Apples for Breakfast: Malic Acid Benefits

So the first solid food in your gut is really setting a tone, and apples set the perfect one. Malic acid, highest in green apples, has been associated with decreased pain and enhanced digestion, particularly in those whose stomachs aren’t producing enough acid. 2-3 green apples per day provides enough malic acid to meet the dose administered in the pain and fibromyalgia studies. Not only does the malic acid help your stomach, but just past the stomach, the malic acid helps the liver with its functions and makes gallstones softer and more prone to passing easily or breaking up. And it increases saliva, the first digestive fluid your body uses to derive nutrients from your food! With the soluble and insoluble fiber, phytonutrients and portable package, what’s not to love?!

Stewed Apples

Stewed apples are even more digestible and retain all the health benefits. You can add spices that boost that power even more: think cinnamon, cloves, cardamom. You know I’m always going to give you the streamlined version, so while you can soak dried fruit overnight to add (think raisins for added sweetness (what?!) or apricots for tart sweetness), the very easiest thing to do is this:

1 serving

  • 1 apple, diced (you can dice the whole thing if you want, or core it)

  • 1 tsp cinnamon

  • 1/4-1/2 tsp ginger

  • 1/2 tsp cardamom

  • pinch of cloves (or 2 whole ones)

  • 1/4c water (if you’re adding almonds, walnuts or dried fruit, soak it in this overnight)

How to Stew Apples

  1. Slurry the spices in the water and warm to just bubbling.

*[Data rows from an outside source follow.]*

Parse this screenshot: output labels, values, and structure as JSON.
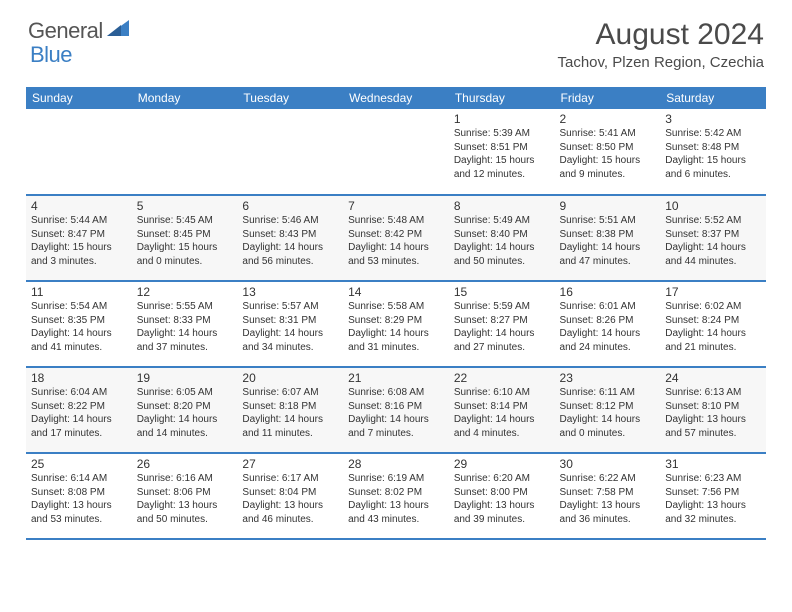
{
  "logo": {
    "text_general": "General",
    "text_blue": "Blue"
  },
  "title": "August 2024",
  "location": "Tachov, Plzen Region, Czechia",
  "colors": {
    "header_bg": "#3b7fc4",
    "header_text": "#ffffff",
    "cell_border": "#3b7fc4",
    "alt_row": "#f7f7f7",
    "text": "#333333"
  },
  "weekdays": [
    "Sunday",
    "Monday",
    "Tuesday",
    "Wednesday",
    "Thursday",
    "Friday",
    "Saturday"
  ],
  "weeks": [
    [
      null,
      null,
      null,
      null,
      {
        "d": "1",
        "sr": "5:39 AM",
        "ss": "8:51 PM",
        "dl": "15 hours and 12 minutes."
      },
      {
        "d": "2",
        "sr": "5:41 AM",
        "ss": "8:50 PM",
        "dl": "15 hours and 9 minutes."
      },
      {
        "d": "3",
        "sr": "5:42 AM",
        "ss": "8:48 PM",
        "dl": "15 hours and 6 minutes."
      }
    ],
    [
      {
        "d": "4",
        "sr": "5:44 AM",
        "ss": "8:47 PM",
        "dl": "15 hours and 3 minutes."
      },
      {
        "d": "5",
        "sr": "5:45 AM",
        "ss": "8:45 PM",
        "dl": "15 hours and 0 minutes."
      },
      {
        "d": "6",
        "sr": "5:46 AM",
        "ss": "8:43 PM",
        "dl": "14 hours and 56 minutes."
      },
      {
        "d": "7",
        "sr": "5:48 AM",
        "ss": "8:42 PM",
        "dl": "14 hours and 53 minutes."
      },
      {
        "d": "8",
        "sr": "5:49 AM",
        "ss": "8:40 PM",
        "dl": "14 hours and 50 minutes."
      },
      {
        "d": "9",
        "sr": "5:51 AM",
        "ss": "8:38 PM",
        "dl": "14 hours and 47 minutes."
      },
      {
        "d": "10",
        "sr": "5:52 AM",
        "ss": "8:37 PM",
        "dl": "14 hours and 44 minutes."
      }
    ],
    [
      {
        "d": "11",
        "sr": "5:54 AM",
        "ss": "8:35 PM",
        "dl": "14 hours and 41 minutes."
      },
      {
        "d": "12",
        "sr": "5:55 AM",
        "ss": "8:33 PM",
        "dl": "14 hours and 37 minutes."
      },
      {
        "d": "13",
        "sr": "5:57 AM",
        "ss": "8:31 PM",
        "dl": "14 hours and 34 minutes."
      },
      {
        "d": "14",
        "sr": "5:58 AM",
        "ss": "8:29 PM",
        "dl": "14 hours and 31 minutes."
      },
      {
        "d": "15",
        "sr": "5:59 AM",
        "ss": "8:27 PM",
        "dl": "14 hours and 27 minutes."
      },
      {
        "d": "16",
        "sr": "6:01 AM",
        "ss": "8:26 PM",
        "dl": "14 hours and 24 minutes."
      },
      {
        "d": "17",
        "sr": "6:02 AM",
        "ss": "8:24 PM",
        "dl": "14 hours and 21 minutes."
      }
    ],
    [
      {
        "d": "18",
        "sr": "6:04 AM",
        "ss": "8:22 PM",
        "dl": "14 hours and 17 minutes."
      },
      {
        "d": "19",
        "sr": "6:05 AM",
        "ss": "8:20 PM",
        "dl": "14 hours and 14 minutes."
      },
      {
        "d": "20",
        "sr": "6:07 AM",
        "ss": "8:18 PM",
        "dl": "14 hours and 11 minutes."
      },
      {
        "d": "21",
        "sr": "6:08 AM",
        "ss": "8:16 PM",
        "dl": "14 hours and 7 minutes."
      },
      {
        "d": "22",
        "sr": "6:10 AM",
        "ss": "8:14 PM",
        "dl": "14 hours and 4 minutes."
      },
      {
        "d": "23",
        "sr": "6:11 AM",
        "ss": "8:12 PM",
        "dl": "14 hours and 0 minutes."
      },
      {
        "d": "24",
        "sr": "6:13 AM",
        "ss": "8:10 PM",
        "dl": "13 hours and 57 minutes."
      }
    ],
    [
      {
        "d": "25",
        "sr": "6:14 AM",
        "ss": "8:08 PM",
        "dl": "13 hours and 53 minutes."
      },
      {
        "d": "26",
        "sr": "6:16 AM",
        "ss": "8:06 PM",
        "dl": "13 hours and 50 minutes."
      },
      {
        "d": "27",
        "sr": "6:17 AM",
        "ss": "8:04 PM",
        "dl": "13 hours and 46 minutes."
      },
      {
        "d": "28",
        "sr": "6:19 AM",
        "ss": "8:02 PM",
        "dl": "13 hours and 43 minutes."
      },
      {
        "d": "29",
        "sr": "6:20 AM",
        "ss": "8:00 PM",
        "dl": "13 hours and 39 minutes."
      },
      {
        "d": "30",
        "sr": "6:22 AM",
        "ss": "7:58 PM",
        "dl": "13 hours and 36 minutes."
      },
      {
        "d": "31",
        "sr": "6:23 AM",
        "ss": "7:56 PM",
        "dl": "13 hours and 32 minutes."
      }
    ]
  ],
  "labels": {
    "sunrise": "Sunrise:",
    "sunset": "Sunset:",
    "daylight": "Daylight:"
  }
}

  2. Stir the apple cubes in, with any nuts or dried fruit you’ve soaked.

  3. Cover and cook over medium low heat 10-15 minutes.

That’s IT!

Mmmmmm!!!!!

Make this a prelude to breakfast or smash it on toast, drizzle over oatmeal, seed cereal or over french toast (you may not even want syrup!), with bacon, eggs - what do you put it with?! We’d love to hear your comment below!

Conclusion

  • Apples are in season for Autumn, making them a particularly healthy choice for your microbiome.

  • Apples contain a multitude compounds including specific forms of fiber, nutrients and malic acid that studies show have near and long term health benefits.

  • Apples help you feel full.

  • Apples are easy to include in your everyday Autumn diet.

  • Granny Smith apples are particularly good for their low sugar and higher malic acid contents.

  • Stewed apples are an easy way to jump start your digestion at the beginning of your day.